Por Leandro Carpegeani, especialista em comunicação e marketing
Sempre que me perguntam por que a inteligência artificial às vezes entrega respostas superficiais, eu devolvo com outra pergunta: o que você pediu para ela fazer? A verdade é simples — um comando raso, sem contexto ou detalhes, só pode gerar um retorno igualmente raso.
Com o tempo, percebi que a qualidade da resposta está diretamente ligada à qualidade do prompt. Quando oferecemos informações completas, explicamos o objetivo, definimos o formato e até o público-alvo, a IA devolve algo muito mais útil e alinhado à necessidade. Não é mágica. É lógica.
Hoje, muito se fala em “usar IA”, mas, para muitos, isso ainda significa apenas abrir o ChatGPT. A realidade é que o universo de inteligência artificial vai muito além. Em 2025, o ChatGPT já alcança cerca de 1 bilhão de usuários ativos por semana, processando mais de 2,5 bilhões de comandos por dia. Mas há outros gigantes disputando espaço: o Google Gemini, com 450 milhões de usuários mensais; o Claude, da Anthropic, com 300 milhões; e modelos como o LLaMA, da Meta, e o Qwen, que rodam localmente nos dispositivos.
Esse crescimento mostra duas coisas. Primeiro, que a IA está se tornando parte do dia a dia de empresas e pessoas. Segundo, que a dependência é cada vez maior. Entre os mais jovens, vejo um cenário ainda mais preocupante: eles estão terceirizando até a escrita de mensagens simples no WhatsApp. Isso empobrece a capacidade de pensar e enfraquece o raciocínio próprio e lógico.
Dados recentes mostram que 54% dos estudantes já usam IA generativa para tarefas escolares. Ferramentas como ChatGPT, Grammarly e Microsoft Copilot estão no topo da lista. Isso me preocupa, não pelo uso em si, mas pela ausência de filtro crítico.

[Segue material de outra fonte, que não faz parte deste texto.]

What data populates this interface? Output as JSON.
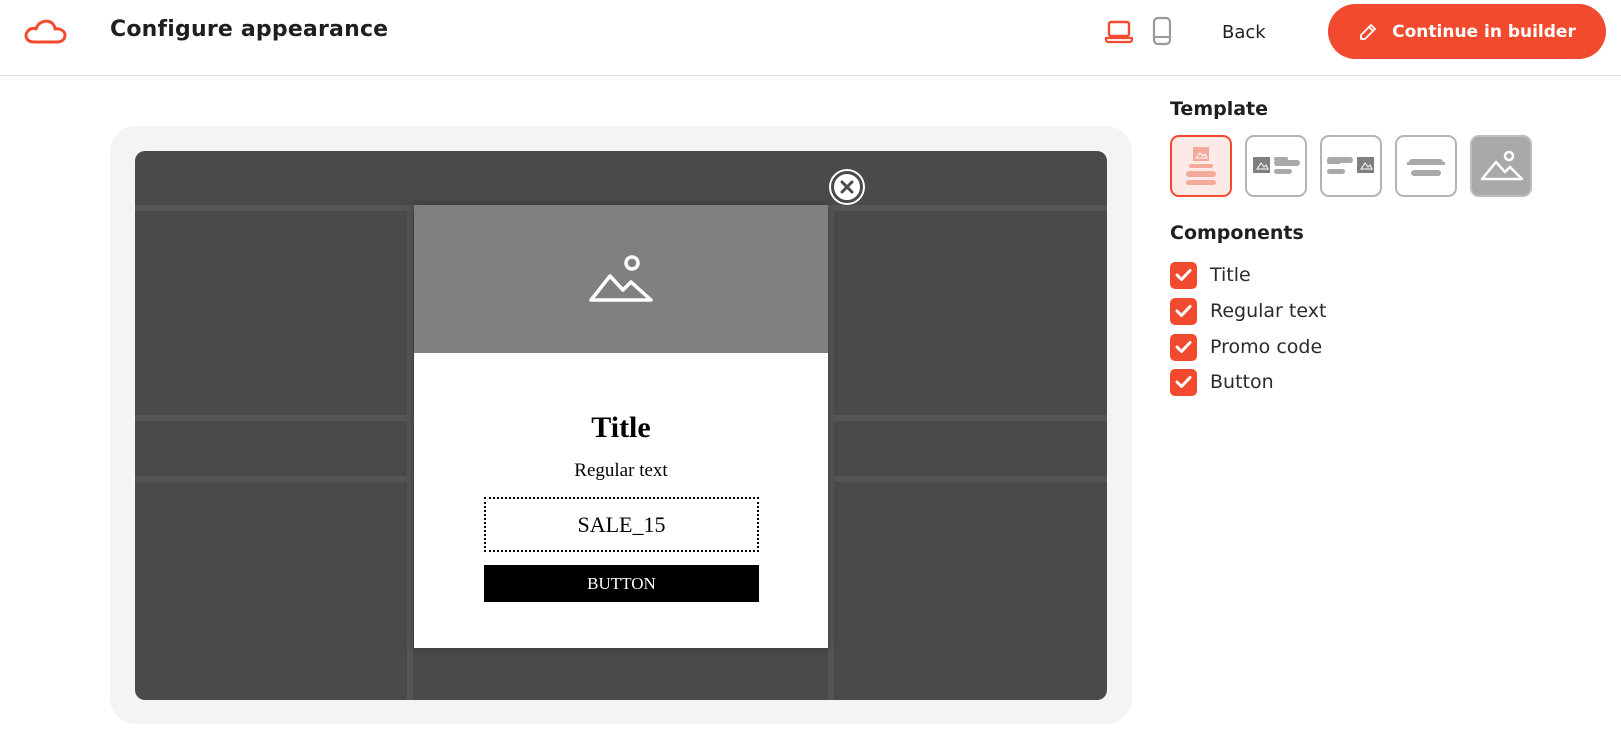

A inteligência artificial é o presente e o futuro — mas precisa ser usada com consciência e, principalmente, com conhecimento. Informação sólida não serve apenas para pedir melhor, mas para avaliar se a resposta recebida faz sentido e corresponde à realidade.
Dica prática: use, explore, se atualize — mas não se contente com a primeira resposta. Busque sempre fontes confiáveis, leia estudos e consulte especialistas da área. Um bom prompt não nasce do nada; ele vem de repertório.
Como criar um bom prompt
- Seja claro e específico: descreva o que deseja, evitando termos vagos.
- Dê contexto: explique a situação, objetivo e público-alvo.
- Defina formato e tom: peça, por exemplo, “resumo executivo” ou “com linguagem simples”.
- Inclua referências: mencione dados, fatos ou fontes que quer que sejam considerados.
- Revise e refine: se a primeira resposta não agradar, ajuste o prompt e tente novamente.
Sei que a IA pode ser uma parceira poderosa. No entanto, para que isso aconteça, precisamos estudar, entender o que queremos e formular pedidos com clareza. Prompts rasos geram respostas rasas. Prompts inteligentes, bem estruturados e embasados, geram resultados que realmente fazem diferença.